During the 2019-20 academic year, several schools in the Philadelphia School District closed due to exposed asbestos. After Minneapolis police killed an unarmed black man on May 25, Philadelphia and dozens of other cities and towns erupted in protest.

Those two issues came together Wednesday in a protest at District headquarters, where a cohort of teachers from the Philadelphia Federation of Teachers’ Caucus of Working Educators and teachers from Mary McLeod Bethune Elementary in North Philadelphia demonstrated against systemic racism and health hazards in Philadelphia schools. The crowd held signs that said “black lives matter” and “I can’t breathe,” which were among George Floyd’s last words as a Minneapolis officer knelt on his neck.

Organizer Herman Douglas, a 7th-grade teacher at Bethune, said the quote “I can’t breathe” especially resonated in Philadelphia schools, citing teacher Lea DiRusso, who contracted mesothelioma, a respiratory disease linked to asbestos exposure.

“We will not stand for asbestos in our black and brown schools,” Douglas said.

Asbestos was commonly used as insulation in buildings for much of the 20th century, but it is dangerous if it becomes loose and fibers enter the air. It was banned in the 1970s.

Douglas and other educators made their demands clear. They want a formal apology from the District, free health care for students and staff who have been exposed to loose asbestos, and a new Bethune school building designed by the community.

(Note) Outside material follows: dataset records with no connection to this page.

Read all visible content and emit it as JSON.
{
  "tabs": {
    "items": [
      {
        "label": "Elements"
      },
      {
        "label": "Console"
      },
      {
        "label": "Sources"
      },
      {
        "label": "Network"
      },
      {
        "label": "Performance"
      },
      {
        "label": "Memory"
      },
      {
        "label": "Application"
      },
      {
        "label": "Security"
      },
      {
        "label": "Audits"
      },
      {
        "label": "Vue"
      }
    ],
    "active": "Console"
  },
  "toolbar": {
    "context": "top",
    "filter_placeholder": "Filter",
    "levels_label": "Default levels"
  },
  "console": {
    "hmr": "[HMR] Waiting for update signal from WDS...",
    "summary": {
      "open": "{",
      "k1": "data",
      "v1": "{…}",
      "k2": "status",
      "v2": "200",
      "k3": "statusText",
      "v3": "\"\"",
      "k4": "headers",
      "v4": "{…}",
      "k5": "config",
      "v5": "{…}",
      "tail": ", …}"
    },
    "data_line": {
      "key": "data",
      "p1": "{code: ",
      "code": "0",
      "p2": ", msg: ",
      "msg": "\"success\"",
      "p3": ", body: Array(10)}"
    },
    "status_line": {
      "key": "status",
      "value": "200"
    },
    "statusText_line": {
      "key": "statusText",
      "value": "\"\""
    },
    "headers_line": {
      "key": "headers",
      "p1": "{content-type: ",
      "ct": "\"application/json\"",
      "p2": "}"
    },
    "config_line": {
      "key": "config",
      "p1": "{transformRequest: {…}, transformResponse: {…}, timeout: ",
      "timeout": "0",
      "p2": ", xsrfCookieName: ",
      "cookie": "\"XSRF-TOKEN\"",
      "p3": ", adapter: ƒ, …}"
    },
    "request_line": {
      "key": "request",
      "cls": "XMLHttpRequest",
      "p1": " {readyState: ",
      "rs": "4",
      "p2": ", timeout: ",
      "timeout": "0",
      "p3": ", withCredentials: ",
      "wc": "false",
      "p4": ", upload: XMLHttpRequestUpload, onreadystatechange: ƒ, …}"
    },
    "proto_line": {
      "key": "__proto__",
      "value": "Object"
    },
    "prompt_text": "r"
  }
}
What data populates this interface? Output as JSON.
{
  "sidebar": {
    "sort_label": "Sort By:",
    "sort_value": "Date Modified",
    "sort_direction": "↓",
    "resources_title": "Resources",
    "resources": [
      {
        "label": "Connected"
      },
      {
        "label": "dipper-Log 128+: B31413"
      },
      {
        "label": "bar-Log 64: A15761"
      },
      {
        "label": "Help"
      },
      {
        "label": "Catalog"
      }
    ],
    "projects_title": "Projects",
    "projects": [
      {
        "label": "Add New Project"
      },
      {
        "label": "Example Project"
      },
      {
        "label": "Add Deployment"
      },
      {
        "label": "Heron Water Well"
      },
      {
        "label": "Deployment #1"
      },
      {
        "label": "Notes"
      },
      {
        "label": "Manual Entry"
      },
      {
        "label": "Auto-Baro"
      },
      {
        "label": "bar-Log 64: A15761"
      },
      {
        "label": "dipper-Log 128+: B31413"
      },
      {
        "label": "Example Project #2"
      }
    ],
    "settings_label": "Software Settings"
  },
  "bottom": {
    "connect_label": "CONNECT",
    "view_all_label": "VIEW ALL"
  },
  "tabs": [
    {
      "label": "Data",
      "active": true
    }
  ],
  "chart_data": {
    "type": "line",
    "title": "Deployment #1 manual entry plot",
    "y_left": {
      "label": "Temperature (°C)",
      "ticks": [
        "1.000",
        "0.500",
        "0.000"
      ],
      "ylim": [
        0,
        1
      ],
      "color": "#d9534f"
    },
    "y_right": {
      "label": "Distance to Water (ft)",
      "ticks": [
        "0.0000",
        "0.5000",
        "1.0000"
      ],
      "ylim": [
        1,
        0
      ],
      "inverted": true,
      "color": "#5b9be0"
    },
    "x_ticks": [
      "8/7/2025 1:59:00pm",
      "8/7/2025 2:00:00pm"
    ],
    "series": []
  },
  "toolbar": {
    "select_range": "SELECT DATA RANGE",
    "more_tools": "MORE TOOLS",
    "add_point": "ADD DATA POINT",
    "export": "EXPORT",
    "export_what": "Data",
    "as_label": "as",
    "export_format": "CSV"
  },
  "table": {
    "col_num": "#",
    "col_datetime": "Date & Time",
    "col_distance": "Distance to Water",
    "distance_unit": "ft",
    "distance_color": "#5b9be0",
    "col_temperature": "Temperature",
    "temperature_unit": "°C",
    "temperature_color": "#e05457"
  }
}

Two months ago, while schools were closed, workers began the process of removing dangerous asbestos from the ceilings at Bethune. The protesters said that the District is botching the cleanup. When environmental staff collected air samples, they said, the gymnasium, where the workers started, still contained alarmingly high levels of asbestos. And air samples collected in the school hallways contained asbestos levels five to 10 times higher than what is considered safe by health officials. All this happened while the school was being used as a pickup site for student meals.

When students and staff showed up in April for Chromebook distribution, workers walked “around in hazmat suits, looking like astronauts,” Douglas said. At the time, staff had not been informed of the asbestos work.

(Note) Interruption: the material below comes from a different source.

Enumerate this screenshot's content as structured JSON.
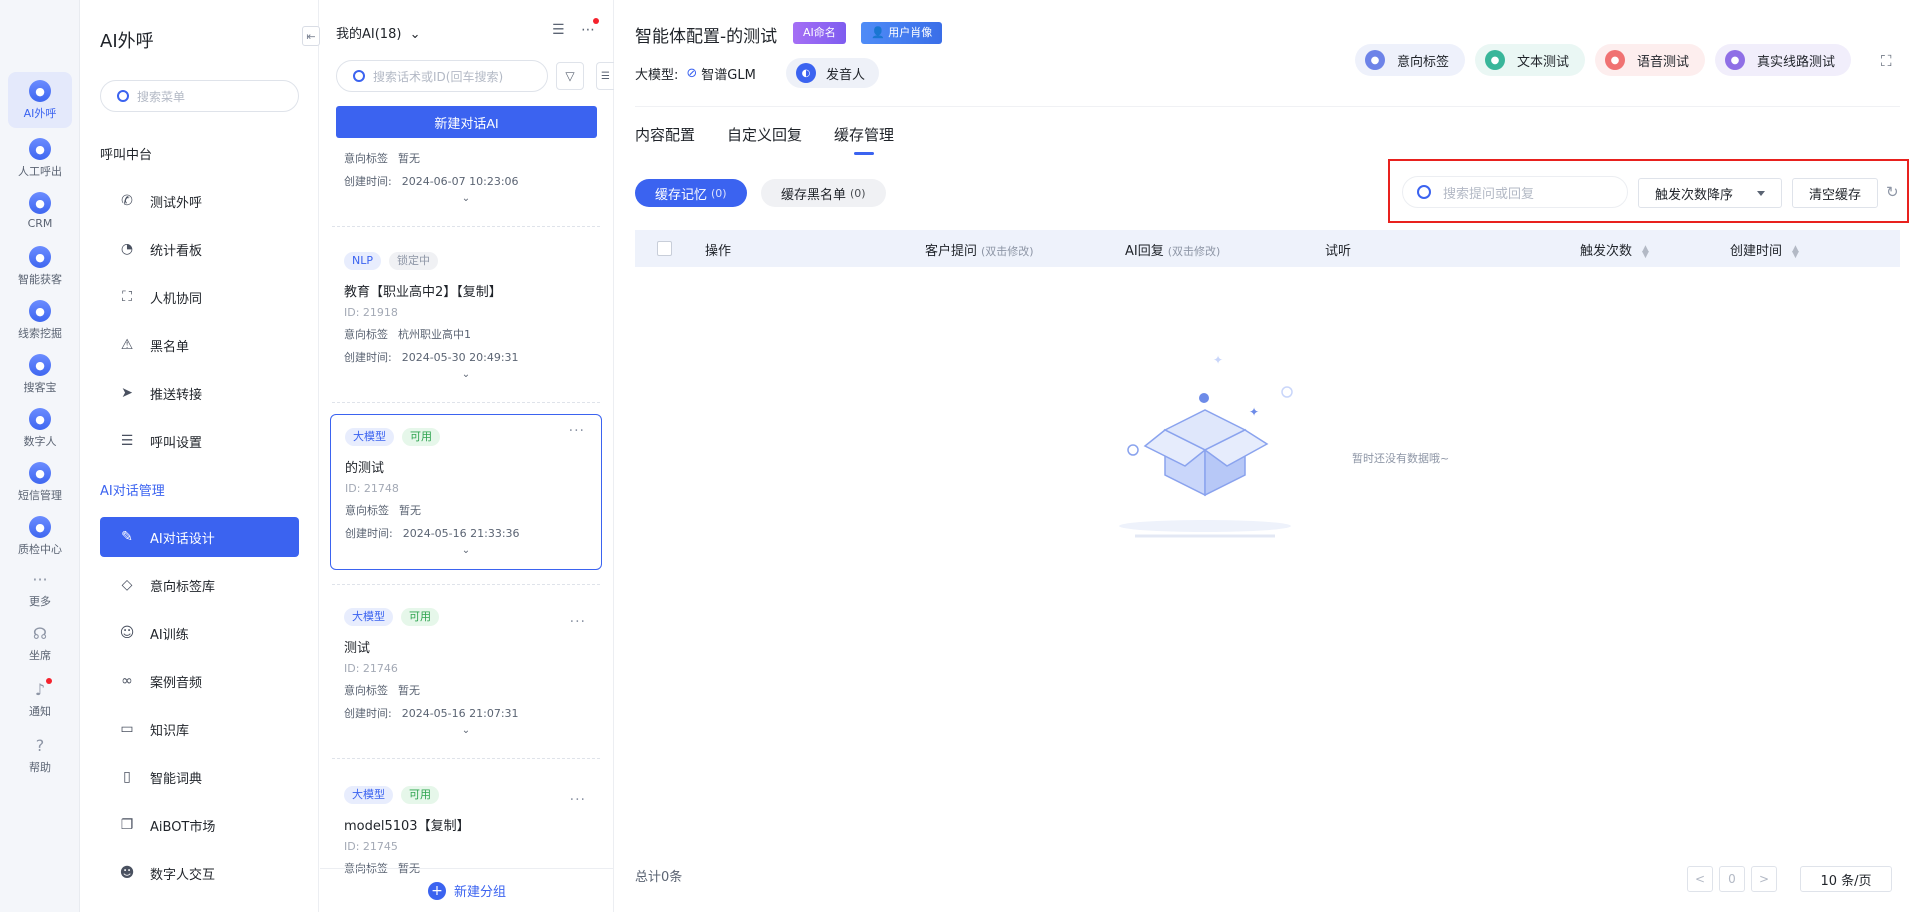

“We are worthy of the same building conditions like they have in Lower Merion and Doylestown,” City Councilwoman Kendra Brooks said to cheers from the crowd. “We have been fighting around the issue of asbestos and lead in our schools for years. … The system has failed us.”

Emily Seiter, the school nurse at McClure Elementary, said her school was closed for more than a month due to asbestos. School staff had to pressure the District to close the school twice to ensure all the health hazards were removed.

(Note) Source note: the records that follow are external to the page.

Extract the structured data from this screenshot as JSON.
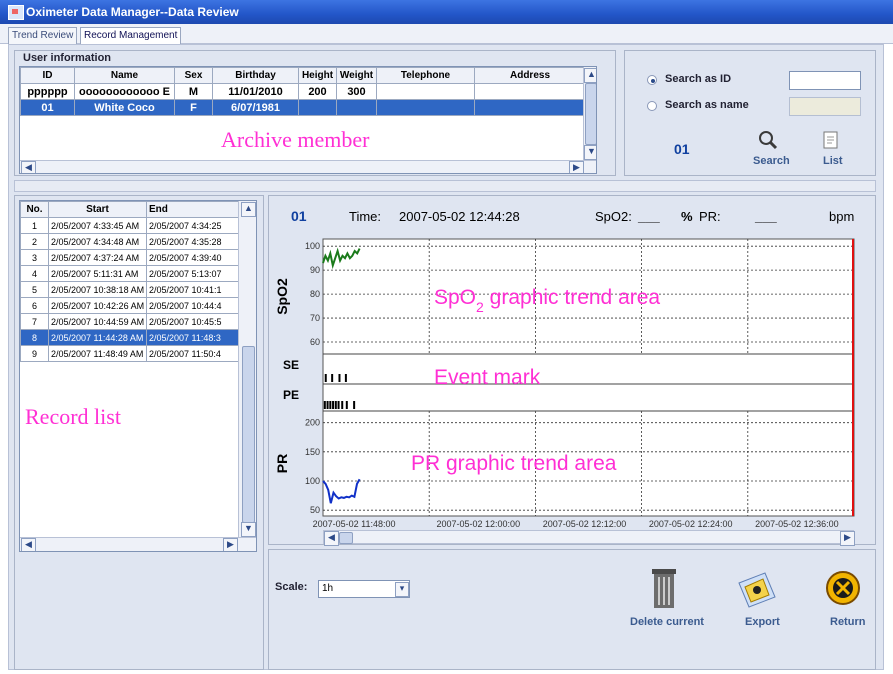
{
  "window": {
    "title": "Oximeter Data Manager--Data Review"
  },
  "tabs": [
    {
      "label": "Trend Review"
    },
    {
      "label": "Record Management"
    }
  ],
  "user_info": {
    "header": "User information",
    "columns": [
      "ID",
      "Name",
      "Sex",
      "Birthday",
      "Height",
      "Weight",
      "Telephone",
      "Address"
    ],
    "rows": [
      {
        "id": "pppppp",
        "name": "oooooooooooo E",
        "sex": "M",
        "birthday": "11/01/2010",
        "height": "200",
        "weight": "300",
        "telephone": "",
        "address": ""
      },
      {
        "id": "01",
        "name": "White Coco",
        "sex": "F",
        "birthday": "6/07/1981",
        "height": "",
        "weight": "",
        "telephone": "",
        "address": ""
      }
    ],
    "selected_row": 1,
    "overlay_label": "Archive member"
  },
  "search": {
    "option_id": "Search as ID",
    "option_name": "Search as name",
    "selected": "id",
    "id_value": "",
    "name_value": "",
    "current_id": "01",
    "search_label": "Search",
    "list_label": "List"
  },
  "record_list": {
    "columns": [
      "No.",
      "Start",
      "End"
    ],
    "rows": [
      {
        "no": "1",
        "start": "2/05/2007 4:33:45 AM",
        "end": "2/05/2007 4:34:25"
      },
      {
        "no": "2",
        "start": "2/05/2007 4:34:48 AM",
        "end": "2/05/2007 4:35:28"
      },
      {
        "no": "3",
        "start": "2/05/2007 4:37:24 AM",
        "end": "2/05/2007 4:39:40"
      },
      {
        "no": "4",
        "start": "2/05/2007 5:11:31 AM",
        "end": "2/05/2007 5:13:07"
      },
      {
        "no": "5",
        "start": "2/05/2007 10:38:18 AM",
        "end": "2/05/2007 10:41:1"
      },
      {
        "no": "6",
        "start": "2/05/2007 10:42:26 AM",
        "end": "2/05/2007 10:44:4"
      },
      {
        "no": "7",
        "start": "2/05/2007 10:44:59 AM",
        "end": "2/05/2007 10:45:5"
      },
      {
        "no": "8",
        "start": "2/05/2007 11:44:28 AM",
        "end": "2/05/2007 11:48:3"
      },
      {
        "no": "9",
        "start": "2/05/2007 11:48:49 AM",
        "end": "2/05/2007 11:50:4"
      }
    ],
    "selected_row": 7,
    "overlay_label": "Record list"
  },
  "chart_header": {
    "id": "01",
    "time_label": "Time:",
    "time_value": "2007-05-02  12:44:28",
    "spo2_label": "SpO2:",
    "spo2_value": "___",
    "spo2_unit": "%",
    "pr_label": "PR:",
    "pr_value": "___",
    "pr_unit": "bpm"
  },
  "overlays": {
    "spo2_area_main": "SpO",
    "spo2_area_sub": "2",
    "spo2_area_rest": " graphic trend area",
    "event_mark": "Event mark",
    "pr_area": "PR graphic trend area"
  },
  "colors": {
    "spo2_line": "#1a7a1a",
    "pr_line": "#1030c8",
    "cursor": "#e01010",
    "overlay_text": "#ff2fd4",
    "selection": "#2f67c4"
  },
  "chart_data": {
    "type": "line",
    "x_tick_labels": [
      "2007-05-02  11:48:00",
      "2007-05-02  12:00:00",
      "2007-05-02  12:12:00",
      "2007-05-02  12:24:00",
      "2007-05-02  12:36:00"
    ],
    "panels": [
      {
        "name": "SpO2",
        "ylabel": "SpO2",
        "ylim": [
          55,
          103
        ],
        "yticks": [
          60,
          70,
          80,
          90,
          100
        ],
        "series": [
          {
            "values": [
              93,
              96,
              94,
              97,
              92,
              95,
              98,
              94,
              96,
              95,
              97,
              95,
              96,
              98,
              97,
              99
            ]
          }
        ]
      },
      {
        "name": "SE",
        "ylabel": "SE",
        "marks": [
          0.3,
          1.0,
          1.8,
          2.5
        ]
      },
      {
        "name": "PE",
        "ylabel": "PE",
        "marks": [
          0.2,
          0.5,
          0.8,
          1.1,
          1.4,
          1.7,
          2.1,
          2.6,
          3.4
        ]
      },
      {
        "name": "PR",
        "ylabel": "PR",
        "ylim": [
          40,
          220
        ],
        "yticks": [
          50,
          100,
          150,
          200
        ],
        "series": [
          {
            "values": [
              100,
              95,
              85,
              62,
              80,
              74,
              70,
              72,
              71,
              73,
              72,
              75,
              73,
              95,
              103
            ]
          }
        ]
      }
    ],
    "x_range_minutes": [
      0,
      58
    ],
    "series_span_minutes": 4,
    "grid": true
  },
  "scale": {
    "label": "Scale:",
    "value": "1h"
  },
  "actions": {
    "delete": "Delete current",
    "export": "Export",
    "return": "Return"
  }
}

“School conditions are a public health crisis,” Seiter said. “They’ll say there’s no money, but when we stand up together and take action, suddenly they find that money.”

One Bethune teacher echoed Seiter’s point and accused the city of spending too much money on police instead of on education where the funds are badly needed.

“The District can give a police department millions of dollars,” the teacher said. “If those millions went to the right place and right spaces, we wouldn’t be out here protesting.”

A number of students also came to show their support. Yamir Knight-Parker, a 6th grader at Duckrey Elementary, attended the protest to show that “students care and everybody else needs to care” about systemic racism and asbestos contamination in Philadelphia’s public schools.

Ultimately, Knight-Parker said, these issues distract students from what’s most important in their lives — school.

“With all this stuff going on, it can be really difficult for students to learn and focus on what they can do to help their future,” Knight-Parker said.